Think about it…chain mail and plate armour usually did a decent job protecting the wearer from sharp stabby things…what’s the sharpest thing a zombie’s going to come at you with?   Right…their teeth!  Even a zombie with excellent oral hygiene and a top rate dental plan isn’t going to be able to chew through this simple, 16th century tech!
Head shots aren’t a problem either…every gamer out there has heard the term “Hack and Slash”…just keep whacking until they stop moving!
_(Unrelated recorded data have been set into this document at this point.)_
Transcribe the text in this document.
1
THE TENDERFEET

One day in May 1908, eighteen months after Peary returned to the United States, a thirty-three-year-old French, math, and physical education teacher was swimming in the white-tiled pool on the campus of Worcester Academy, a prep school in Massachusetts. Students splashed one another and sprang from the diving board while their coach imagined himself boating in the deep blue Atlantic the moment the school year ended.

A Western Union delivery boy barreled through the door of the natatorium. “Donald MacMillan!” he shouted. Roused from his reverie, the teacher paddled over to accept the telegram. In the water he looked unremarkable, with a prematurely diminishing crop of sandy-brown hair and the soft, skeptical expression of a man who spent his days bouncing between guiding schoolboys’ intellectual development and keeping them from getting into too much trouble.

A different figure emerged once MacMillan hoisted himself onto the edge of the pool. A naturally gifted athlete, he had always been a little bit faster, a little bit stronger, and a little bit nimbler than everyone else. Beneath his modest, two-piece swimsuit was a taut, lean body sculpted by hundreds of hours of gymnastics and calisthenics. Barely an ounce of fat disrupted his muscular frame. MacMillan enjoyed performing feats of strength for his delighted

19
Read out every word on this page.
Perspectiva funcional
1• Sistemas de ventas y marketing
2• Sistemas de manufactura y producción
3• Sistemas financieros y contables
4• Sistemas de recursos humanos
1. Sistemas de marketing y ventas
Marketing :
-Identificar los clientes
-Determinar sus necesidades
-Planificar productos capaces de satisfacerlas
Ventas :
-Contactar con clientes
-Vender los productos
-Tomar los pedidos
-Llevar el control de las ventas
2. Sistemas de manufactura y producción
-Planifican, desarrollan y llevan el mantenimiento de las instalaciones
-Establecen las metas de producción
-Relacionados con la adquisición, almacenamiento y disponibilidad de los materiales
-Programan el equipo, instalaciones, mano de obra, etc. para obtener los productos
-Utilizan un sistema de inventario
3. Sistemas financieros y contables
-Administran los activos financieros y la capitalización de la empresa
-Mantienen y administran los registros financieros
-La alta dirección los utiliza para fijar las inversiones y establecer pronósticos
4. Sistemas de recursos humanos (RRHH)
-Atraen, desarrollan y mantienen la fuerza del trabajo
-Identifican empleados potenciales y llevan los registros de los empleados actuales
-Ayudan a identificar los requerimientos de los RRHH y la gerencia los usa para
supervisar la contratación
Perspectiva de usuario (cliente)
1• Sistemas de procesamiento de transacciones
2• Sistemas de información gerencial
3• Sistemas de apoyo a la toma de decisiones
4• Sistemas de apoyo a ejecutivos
Don’t worry–you will NEVER run out of ammo!

The important thing is to select the correct type of armour!

Remember, it is crucial that you ignore aesthetics and go for something zombie-teeth proof!

Acceptable Zombie Slaying Attire
Acceptable Zombie Slaying Attire

Protected by this marvel of medieval technology, you can get your charges to safety, and if you need a break afterwards, you can simply lie down and take a nap knowing you’re safe from zombie teeth while encased in your metal shell!
It important to ensure that you’ve had a good breakfast, and have used the facilities prior to donning your armour as it might take you a while to hack through zombies if you’re attacked by a large herd.

Of course there is the issue of where do you buy this sort of gear?  Its not like you can find Medieval Armorers in the Yellowpages.  (and yes, I looked)

I suppose you could make due with metal buckets and trash cans…oh wait…can you even buy those any more??

You know what this means right?   GROWTH INDUSTRY!!  As soon as someone starts up a company that can mass produce quality plate armour I’m definitely in on the IPO!  Seriously, how can you lose?   Oh wait…well, if you invest, and then end up becoming a zombie….. HEY!  If that happens look on the bright side! You’ll be able to afford your internet subscription…remember humans = yummy AND they’re good for you, no matter what the internet says!